Speaking to the Guardian Australia, Rod Sims, the chairman of the Australian Competition and Consumer Commission, said there’s a “very good chance you’ll get a much better price” if you chose to forgo trawling the booking sites and book direct.

This comes just a week after Dick Smith made a video calling out US accommodation websites for “ripping off” family-owned small accommodation providers in rural or drought affected areas.

Personally, we love any video that starts with “Dick Smith here and I’m bloody angry!”

You can watch the delightful rant here.

In 2016, the ACCC brokered an agreement that lets small hotels give discounts over the phone they can’t give online, thus Smith and Sims’ insistence on jumping on the phone.

The Guardian conducted a survey to test this one out and found that across four capital cities, you can save up to 18 per cent in some states when you book over the phone, compared with Booking.com and Hotels.com.

“Once you find a hotel you want, ring them up,” Sims told the Guardian.

“I can’t guarantee it will happen every time, but I would think in the majority of cases you would get a better deal.”

Richard Munro of Accommodation Association of Australia (AAA) has also joined Smith in calling on consumers to boycott booking sites for “extorting” small businesses.

Smith told the Guardian that some small hotels will lose 50 – 70 per cent of their bookings if they don’t sign up to the sites, which charge commissions of up to 25 per cent.

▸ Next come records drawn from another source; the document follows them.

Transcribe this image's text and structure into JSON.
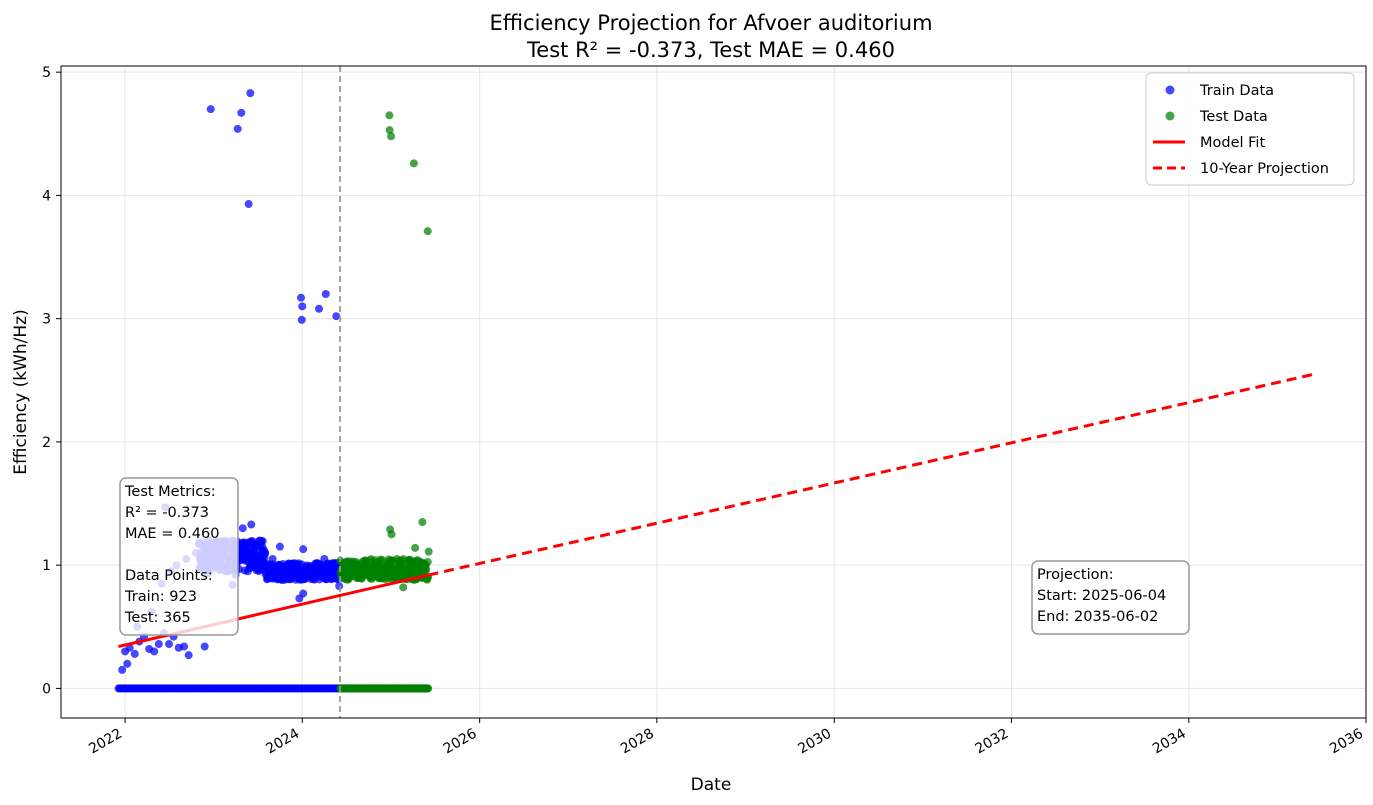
{
  "chart_data": {
    "type": "scatter",
    "title": "Efficiency Projection for Afvoer auditorium",
    "subtitle": "Test R² = -0.373, Test MAE = 0.460",
    "xlabel": "Date",
    "ylabel": "Efficiency (kWh/Hz)",
    "xlim": [
      "2021-04-12",
      "2036-01-01"
    ],
    "ylim": [
      -0.24,
      5.05
    ],
    "x_ticks": [
      "2022",
      "2024",
      "2026",
      "2028",
      "2030",
      "2032",
      "2034",
      "2036"
    ],
    "y_ticks": [
      "0",
      "1",
      "2",
      "3",
      "4",
      "5"
    ],
    "grid": true,
    "legend_position": "top-right",
    "legend": [
      {
        "label": "Train Data",
        "kind": "marker",
        "color": "#0000ff"
      },
      {
        "label": "Test Data",
        "kind": "marker",
        "color": "#008000"
      },
      {
        "label": "Model Fit",
        "kind": "solid-line",
        "color": "#ff0000"
      },
      {
        "label": "10-Year Projection",
        "kind": "dashed-line",
        "color": "#ff0000"
      }
    ],
    "split_date": "2024-06-05",
    "series": [
      {
        "name": "Train Data",
        "color": "#0000ff",
        "points": [
          [
            "2022-12-20",
            4.7
          ],
          [
            "2023-04-25",
            4.67
          ],
          [
            "2023-06-01",
            4.83
          ],
          [
            "2023-04-10",
            4.54
          ],
          [
            "2023-05-25",
            3.93
          ],
          [
            "2023-12-27",
            3.17
          ],
          [
            "2024-01-01",
            3.1
          ],
          [
            "2023-12-30",
            2.99
          ],
          [
            "2024-04-07",
            3.2
          ],
          [
            "2024-03-10",
            3.08
          ],
          [
            "2024-05-20",
            3.02
          ],
          [
            "2022-06-15",
            1.47
          ],
          [
            "2023-05-01",
            1.3
          ],
          [
            "2023-06-05",
            1.33
          ],
          [
            "2023-03-20",
            1.2
          ],
          [
            "2022-01-01",
            0.3
          ],
          [
            "2022-01-20",
            0.33
          ],
          [
            "2022-02-10",
            0.28
          ],
          [
            "2022-03-01",
            0.38
          ],
          [
            "2022-03-20",
            0.42
          ],
          [
            "2022-04-10",
            0.32
          ],
          [
            "2022-05-01",
            0.3
          ],
          [
            "2022-05-20",
            0.36
          ],
          [
            "2022-06-10",
            0.45
          ],
          [
            "2022-07-01",
            0.36
          ],
          [
            "2022-07-20",
            0.42
          ],
          [
            "2022-08-10",
            0.33
          ],
          [
            "2022-09-01",
            0.34
          ],
          [
            "2022-09-20",
            0.27
          ],
          [
            "2021-12-20",
            0.15
          ],
          [
            "2022-01-10",
            0.2
          ],
          [
            "2022-02-20",
            0.5
          ],
          [
            "2022-04-20",
            0.62
          ],
          [
            "2022-06-01",
            0.85
          ],
          [
            "2022-07-10",
            0.95
          ],
          [
            "2022-08-01",
            1.0
          ],
          [
            "2022-09-10",
            1.05
          ],
          [
            "2022-10-20",
            1.1
          ],
          [
            "2022-11-20",
            1.02
          ],
          [
            "2022-12-10",
            0.93
          ],
          [
            "2023-01-20",
            1.08
          ],
          [
            "2023-02-20",
            0.95
          ],
          [
            "2023-04-01",
            0.92
          ],
          [
            "2022-11-25",
            0.34
          ],
          [
            "2023-03-20",
            0.84
          ],
          [
            "2023-05-10",
            1.1
          ],
          [
            "2023-06-20",
            1.15
          ],
          [
            "2023-07-10",
            1.2
          ],
          [
            "2023-08-01",
            1.1
          ],
          [
            "2023-09-01",
            1.05
          ],
          [
            "2023-10-01",
            1.15
          ],
          [
            "2023-11-01",
            1.0
          ],
          [
            "2023-12-01",
            0.95
          ],
          [
            "2024-01-05",
            1.13
          ],
          [
            "2024-02-01",
            0.95
          ],
          [
            "2024-03-01",
            1.0
          ],
          [
            "2024-04-01",
            1.05
          ],
          [
            "2024-05-01",
            0.95
          ],
          [
            "2023-12-20",
            0.73
          ],
          [
            "2024-01-05",
            0.77
          ],
          [
            "2024-06-01",
            0.83
          ],
          [
            "2023-08-20",
            0.97
          ],
          [
            "2023-10-20",
            0.9
          ]
        ],
        "dense_bands": [
          {
            "x_start": "2021-12-05",
            "x_end": "2024-06-04",
            "y": 0.0
          },
          {
            "x_start": "2022-11-01",
            "x_end": "2023-08-01",
            "y_min": 0.95,
            "y_max": 1.2
          },
          {
            "x_start": "2023-08-01",
            "x_end": "2024-06-04",
            "y_min": 0.88,
            "y_max": 1.02
          }
        ]
      },
      {
        "name": "Test Data",
        "color": "#008000",
        "points": [
          [
            "2024-12-25",
            4.65
          ],
          [
            "2024-12-26",
            4.53
          ],
          [
            "2025-01-01",
            4.48
          ],
          [
            "2025-04-05",
            4.26
          ],
          [
            "2025-06-01",
            3.71
          ],
          [
            "2025-05-10",
            1.35
          ],
          [
            "2024-12-28",
            1.29
          ],
          [
            "2025-01-03",
            1.25
          ],
          [
            "2025-04-10",
            1.14
          ],
          [
            "2025-06-05",
            1.11
          ],
          [
            "2025-02-20",
            0.82
          ],
          [
            "2024-07-20",
            0.98
          ],
          [
            "2024-09-15",
            0.95
          ],
          [
            "2024-11-10",
            1.0
          ],
          [
            "2025-03-05",
            0.97
          ]
        ],
        "dense_bands": [
          {
            "x_start": "2024-06-06",
            "x_end": "2025-06-03",
            "y": 0.0
          },
          {
            "x_start": "2024-06-06",
            "x_end": "2025-06-03",
            "y_min": 0.88,
            "y_max": 1.05
          }
        ]
      }
    ],
    "model_fit": {
      "x": [
        "2021-12-05",
        "2025-06-04"
      ],
      "y": [
        0.34,
        0.92
      ],
      "color": "#ff0000",
      "style": "solid"
    },
    "projection": {
      "x": [
        "2025-06-04",
        "2035-06-02"
      ],
      "y": [
        0.92,
        2.55
      ],
      "color": "#ff0000",
      "style": "dashed"
    },
    "annotations": {
      "metrics_box": [
        "Test Metrics:",
        "R² = -0.373",
        "MAE = 0.460",
        "",
        "Data Points:",
        "Train: 923",
        "Test: 365"
      ],
      "projection_box": [
        "Projection:",
        "Start: 2025-06-04",
        "End: 2035-06-02"
      ]
    }
  }
}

Sims said its very likely that the sites are hurting Australian businesses, and confirmed the ACCC would look into allowing hotels to advertise cheaper prices online.

“At first they were good. They gave hotels a wider audience than they would otherwise get,” he said.

“But they have become so universal now that a lot of hotels and motels believe that they won’t get any business unless they are signing contracts with these entities.”

Munro said the AAA will call for the ACCC to outlaw price-parity clauses completely.

SEE WHAT PEOPLE ARE SAYING

  • Rob Lennon

    Wouldn’t it be great if the AAA actually did something proactively rather than re-actively …

    Dick Smith is spot on, and surely this is exactly what the AAA should be doing – a nation-wide campaign extolling to the public why it is best to always book direct (rather than a perpetual running commentary by press release).

  • Mark

    The concentration of market power enjoyed by just 2 major players, in concert with Google’s Adwords virtual monopoly leads to a serious imbalance. The ACCC’s ruling in 2016 simply endorsed price parity clauses.
    Ultimately, the consumer will benefit in terms of more competitive rates if smaller touurism operators are allowed to offer their best pricing in any way they see fit.
    Restricting this to a phone enquiry is archaic, inefficient and for logistical reasons will often not achieve the best rate available to the consumer.
    Once again, the ACCC doesn’t seem to “get it” !

  • go zec

    Dick well done!!! for taking on this battle for Aussie small hoteliers, One thing is guaranteed and always in consumers favour. Lets be smart about it, use these sites to get the best deal, then with googles help find the contact number and call hotel directly they will always match or are cheaper than the booking sites.

  • Julie Bellebabble

    It goes deeper than the commission rates. They try to run your business. I cancelled a booking from a blacklisted guest. Booking.com told me I could not cancel it. After a heated discussion, I was told in future I had to have a police report, send it to them (in the Netherlands) and they would decide whether it was serious enough for me to cancel the reservation! I was gobsmacked. I cancelled the reservation but developed anxiety and insomnia, as I was certain they were going to take me off the platform for my defiance! It would have ruined my business.

  • Ali Coulton

    Hi Julie,

    Sorry to hear that! Would you be willing to have a quick chat with us about your experiences with booking sites? If so, please contact alexandra@travelweekly.com.au

  • Rory

    It is disappointing with how many Australian companies use the sites to book their corporate employees for their stays. Often we are told that even though the corporate customers know by booking direct with the motel they will achieve a lowere rate than advertised,their hands are tied with company policy and procedures which dictates that they must book with a certain booking site. There needs to be a campaign on businesses to do the right thing and support the Australian accommodation industry by booking direct.